Боковым зрением она увидела, что Джейнис за чем-то наклонился. Зазвенел металл.
– Ситри, – сказал Джей. – Чистое железо со следами кровавой яшмы могла создать только она. Смотри, какие в нем трещины. Ситри была в ярости. Йонс, ты помнишь о том пожаре? Рейн сказала, что подожгли центральную галерею. Портреты горели как спички. Что если это сделала она? – железный кол оказался вышвырнут за крепостные стены.
– Я бы не удивилась.
Битое стекло продолжало устилать улицу, ему вторили трупы, мелкие камни и металлические обломки. Кто-то, как Валентайн, романтизировал войну; кто-то считал выгодным делом; Йонсу всегда видела в ней только одно. К вечеру третьего дня у нее кончились слезы и чувства. Тела становились обыденной вещью – ужасная перспектива. Йонсу не хотелось становиться черствой как Ситри Танойтиш.
– У нее есть причины так поступать. Уверена, она узнала, что…
Йонсу прикусила язык. О тайне происхождения императорской семьи знали только шестеро: Астрея, Михаэль, Луриэль и сама Йонсу. Много лет назад она догадалась о том сама и, сидя в злосчастном баре Реймир-сум вместе с кронпринцем, задала вопрос. Михаэль должен был избавиться от нее, но не стал этого делать. Не зря Йонсу Ливэйг слыла его «слабостью». Михаэль просто попросил молчать.

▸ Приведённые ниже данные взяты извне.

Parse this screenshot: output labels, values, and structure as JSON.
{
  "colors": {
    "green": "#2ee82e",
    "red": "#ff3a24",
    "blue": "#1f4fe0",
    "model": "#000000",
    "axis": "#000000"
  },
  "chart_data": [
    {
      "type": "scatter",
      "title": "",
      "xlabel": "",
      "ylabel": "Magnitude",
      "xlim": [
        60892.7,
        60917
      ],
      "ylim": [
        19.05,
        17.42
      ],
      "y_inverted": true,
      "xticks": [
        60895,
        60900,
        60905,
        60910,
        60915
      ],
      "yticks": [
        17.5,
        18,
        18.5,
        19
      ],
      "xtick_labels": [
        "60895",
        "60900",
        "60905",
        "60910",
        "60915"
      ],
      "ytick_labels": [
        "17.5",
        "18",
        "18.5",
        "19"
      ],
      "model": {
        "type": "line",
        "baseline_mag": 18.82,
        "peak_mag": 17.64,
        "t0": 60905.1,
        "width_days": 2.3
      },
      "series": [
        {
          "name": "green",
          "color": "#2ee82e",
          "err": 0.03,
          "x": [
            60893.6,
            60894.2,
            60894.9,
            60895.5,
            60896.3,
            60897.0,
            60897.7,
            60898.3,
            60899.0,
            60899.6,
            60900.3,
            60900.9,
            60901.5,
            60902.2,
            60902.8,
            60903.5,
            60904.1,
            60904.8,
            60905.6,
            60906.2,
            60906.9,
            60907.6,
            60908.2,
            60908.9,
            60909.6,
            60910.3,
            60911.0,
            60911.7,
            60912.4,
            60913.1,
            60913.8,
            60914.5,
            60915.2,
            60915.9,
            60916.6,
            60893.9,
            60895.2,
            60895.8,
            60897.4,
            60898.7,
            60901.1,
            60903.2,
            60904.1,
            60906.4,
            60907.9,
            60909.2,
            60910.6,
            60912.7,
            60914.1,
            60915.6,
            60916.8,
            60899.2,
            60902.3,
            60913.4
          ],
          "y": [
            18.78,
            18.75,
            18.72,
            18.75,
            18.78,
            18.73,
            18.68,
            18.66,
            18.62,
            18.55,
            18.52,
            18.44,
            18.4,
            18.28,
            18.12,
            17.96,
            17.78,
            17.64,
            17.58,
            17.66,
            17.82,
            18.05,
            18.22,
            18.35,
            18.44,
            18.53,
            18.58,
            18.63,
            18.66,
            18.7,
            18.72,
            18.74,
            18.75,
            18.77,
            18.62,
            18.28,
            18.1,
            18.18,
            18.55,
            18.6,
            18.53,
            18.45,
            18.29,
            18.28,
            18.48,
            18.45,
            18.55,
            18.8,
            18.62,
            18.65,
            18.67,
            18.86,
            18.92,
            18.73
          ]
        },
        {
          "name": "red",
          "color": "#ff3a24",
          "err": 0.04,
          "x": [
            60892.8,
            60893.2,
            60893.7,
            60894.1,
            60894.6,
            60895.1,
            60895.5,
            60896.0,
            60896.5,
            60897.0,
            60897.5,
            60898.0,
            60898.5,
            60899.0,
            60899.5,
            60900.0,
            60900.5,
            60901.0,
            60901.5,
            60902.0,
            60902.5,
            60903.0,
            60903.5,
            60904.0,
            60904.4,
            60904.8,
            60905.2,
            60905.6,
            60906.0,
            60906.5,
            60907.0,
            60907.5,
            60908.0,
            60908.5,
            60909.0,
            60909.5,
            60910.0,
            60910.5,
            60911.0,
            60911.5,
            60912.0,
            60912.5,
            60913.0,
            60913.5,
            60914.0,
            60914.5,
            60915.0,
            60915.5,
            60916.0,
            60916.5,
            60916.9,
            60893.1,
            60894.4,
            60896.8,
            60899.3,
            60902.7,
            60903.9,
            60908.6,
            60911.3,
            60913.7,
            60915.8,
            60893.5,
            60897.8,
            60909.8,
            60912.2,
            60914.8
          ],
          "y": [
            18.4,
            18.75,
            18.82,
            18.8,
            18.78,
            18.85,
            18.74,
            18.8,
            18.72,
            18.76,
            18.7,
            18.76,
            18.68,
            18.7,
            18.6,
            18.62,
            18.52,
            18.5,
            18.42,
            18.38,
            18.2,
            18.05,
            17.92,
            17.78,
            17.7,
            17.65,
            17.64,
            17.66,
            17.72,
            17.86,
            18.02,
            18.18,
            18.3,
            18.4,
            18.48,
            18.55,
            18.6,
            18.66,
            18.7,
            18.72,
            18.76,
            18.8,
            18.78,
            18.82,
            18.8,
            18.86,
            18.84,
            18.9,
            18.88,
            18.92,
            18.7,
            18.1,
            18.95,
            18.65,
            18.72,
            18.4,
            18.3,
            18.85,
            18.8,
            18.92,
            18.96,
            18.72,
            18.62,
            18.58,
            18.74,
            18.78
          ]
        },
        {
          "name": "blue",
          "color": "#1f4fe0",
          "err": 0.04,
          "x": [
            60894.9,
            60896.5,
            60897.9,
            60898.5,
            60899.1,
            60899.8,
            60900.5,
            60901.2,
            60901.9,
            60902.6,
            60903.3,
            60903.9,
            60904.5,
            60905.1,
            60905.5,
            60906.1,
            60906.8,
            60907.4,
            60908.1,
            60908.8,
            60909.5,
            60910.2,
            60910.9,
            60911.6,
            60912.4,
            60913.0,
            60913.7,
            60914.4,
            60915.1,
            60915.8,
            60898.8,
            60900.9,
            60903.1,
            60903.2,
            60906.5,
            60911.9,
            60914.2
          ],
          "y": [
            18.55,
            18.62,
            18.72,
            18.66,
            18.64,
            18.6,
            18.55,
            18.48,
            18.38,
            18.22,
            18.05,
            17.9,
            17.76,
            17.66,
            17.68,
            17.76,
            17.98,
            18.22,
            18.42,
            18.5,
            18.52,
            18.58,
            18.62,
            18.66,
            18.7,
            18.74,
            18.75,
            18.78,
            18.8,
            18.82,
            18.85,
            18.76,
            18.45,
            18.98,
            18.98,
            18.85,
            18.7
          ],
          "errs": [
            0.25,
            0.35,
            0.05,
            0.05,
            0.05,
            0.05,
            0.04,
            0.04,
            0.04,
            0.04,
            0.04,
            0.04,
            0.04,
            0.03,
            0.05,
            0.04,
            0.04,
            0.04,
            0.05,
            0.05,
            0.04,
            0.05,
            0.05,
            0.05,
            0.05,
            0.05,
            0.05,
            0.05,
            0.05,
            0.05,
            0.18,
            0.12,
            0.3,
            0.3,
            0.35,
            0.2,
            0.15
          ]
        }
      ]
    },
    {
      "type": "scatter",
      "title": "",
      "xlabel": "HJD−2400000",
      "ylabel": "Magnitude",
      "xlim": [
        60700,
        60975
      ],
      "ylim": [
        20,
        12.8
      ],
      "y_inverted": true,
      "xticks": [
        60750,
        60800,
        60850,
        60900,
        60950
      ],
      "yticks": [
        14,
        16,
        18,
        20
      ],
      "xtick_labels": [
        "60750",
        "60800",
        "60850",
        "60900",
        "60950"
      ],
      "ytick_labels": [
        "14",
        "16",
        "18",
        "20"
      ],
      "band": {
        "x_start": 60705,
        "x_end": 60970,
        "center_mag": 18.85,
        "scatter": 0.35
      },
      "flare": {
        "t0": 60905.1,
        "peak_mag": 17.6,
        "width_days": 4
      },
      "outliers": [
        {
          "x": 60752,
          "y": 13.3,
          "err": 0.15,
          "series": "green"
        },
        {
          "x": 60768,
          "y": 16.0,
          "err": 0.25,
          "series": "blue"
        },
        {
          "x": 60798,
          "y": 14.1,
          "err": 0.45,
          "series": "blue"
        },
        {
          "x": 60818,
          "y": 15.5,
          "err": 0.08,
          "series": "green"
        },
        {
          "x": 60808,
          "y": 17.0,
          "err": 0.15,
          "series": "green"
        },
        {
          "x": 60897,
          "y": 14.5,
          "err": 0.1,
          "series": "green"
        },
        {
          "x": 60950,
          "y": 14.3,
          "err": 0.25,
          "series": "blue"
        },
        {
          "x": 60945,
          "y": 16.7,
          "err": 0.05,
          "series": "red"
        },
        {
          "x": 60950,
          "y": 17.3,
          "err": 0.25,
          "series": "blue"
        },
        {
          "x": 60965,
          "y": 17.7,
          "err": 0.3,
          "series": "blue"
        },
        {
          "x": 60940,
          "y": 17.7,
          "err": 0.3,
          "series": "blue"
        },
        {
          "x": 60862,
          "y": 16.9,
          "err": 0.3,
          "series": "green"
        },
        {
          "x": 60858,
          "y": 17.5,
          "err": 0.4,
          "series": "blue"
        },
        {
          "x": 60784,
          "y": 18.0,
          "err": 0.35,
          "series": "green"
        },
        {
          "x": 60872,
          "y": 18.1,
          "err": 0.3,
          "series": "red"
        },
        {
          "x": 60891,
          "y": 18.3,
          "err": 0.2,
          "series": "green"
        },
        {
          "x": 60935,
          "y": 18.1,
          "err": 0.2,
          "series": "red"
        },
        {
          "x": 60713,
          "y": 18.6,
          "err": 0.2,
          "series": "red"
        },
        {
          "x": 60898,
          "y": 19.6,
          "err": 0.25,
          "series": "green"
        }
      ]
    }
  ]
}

– Что родня из Нитте-нори не приняла ее, – сочинила Йонсу и подумала, что этот вариант оказался правдоподобнее первоначального. – В этом все дело. В галерее висел портрет Сёршу – она всегда во всем винила маму.
– И была права.
Йонсу пожала плечами. В ее представлении, Ситри следовало винить только себя и Майриора.
– Пошли дальше. Мне кажется, я кого-то чувствую. Пока не уверена.
Около пяти минут они шли в тишине. Джейнис пристально разглядывал руины башен и изредка откидывал крупные камни и металлические прутья с дороги. Рядом с ним было спокойно, как с Бетельгейзом, но по-своему. Порой Йонсу думала, что не будь Джей таким упрямым, а она – такой вздорной, у них бы что-то получилось. Он, как Ситри Танойтиш, обладал харизмой, а не пресловутой переменчивой и субъективной красотой. Они даже были чем-то неуловимо похожи. И хотя на лице Джейниса не различались губы, а густые изломанные брови буквально нависали над глазами, он выглядел стократ добрее дочери Бейлара.
Не всякая женщина ценила доброту больше привлекательности, и безответная симпатия к Мару была лучшим того примером. Надменная двуличная тварь не собиралась смотреть в его сторону. Между тем Йонсу полнилась уверенностью, что брачные отношения вампирши и кронпринца давно пропитались арктическим холодом. Почему бы не обратить внимание на такого славного парня? Видимо, нынешняя вдовствующая принцесса обладала крайне высоким самомнением. Йонсу считала, что Джей заслуживал хотя бы вежливой честности – не абсолютного игнорирования. Как минимум потому, что беспокоился за «человека», не ставившего его ни во что.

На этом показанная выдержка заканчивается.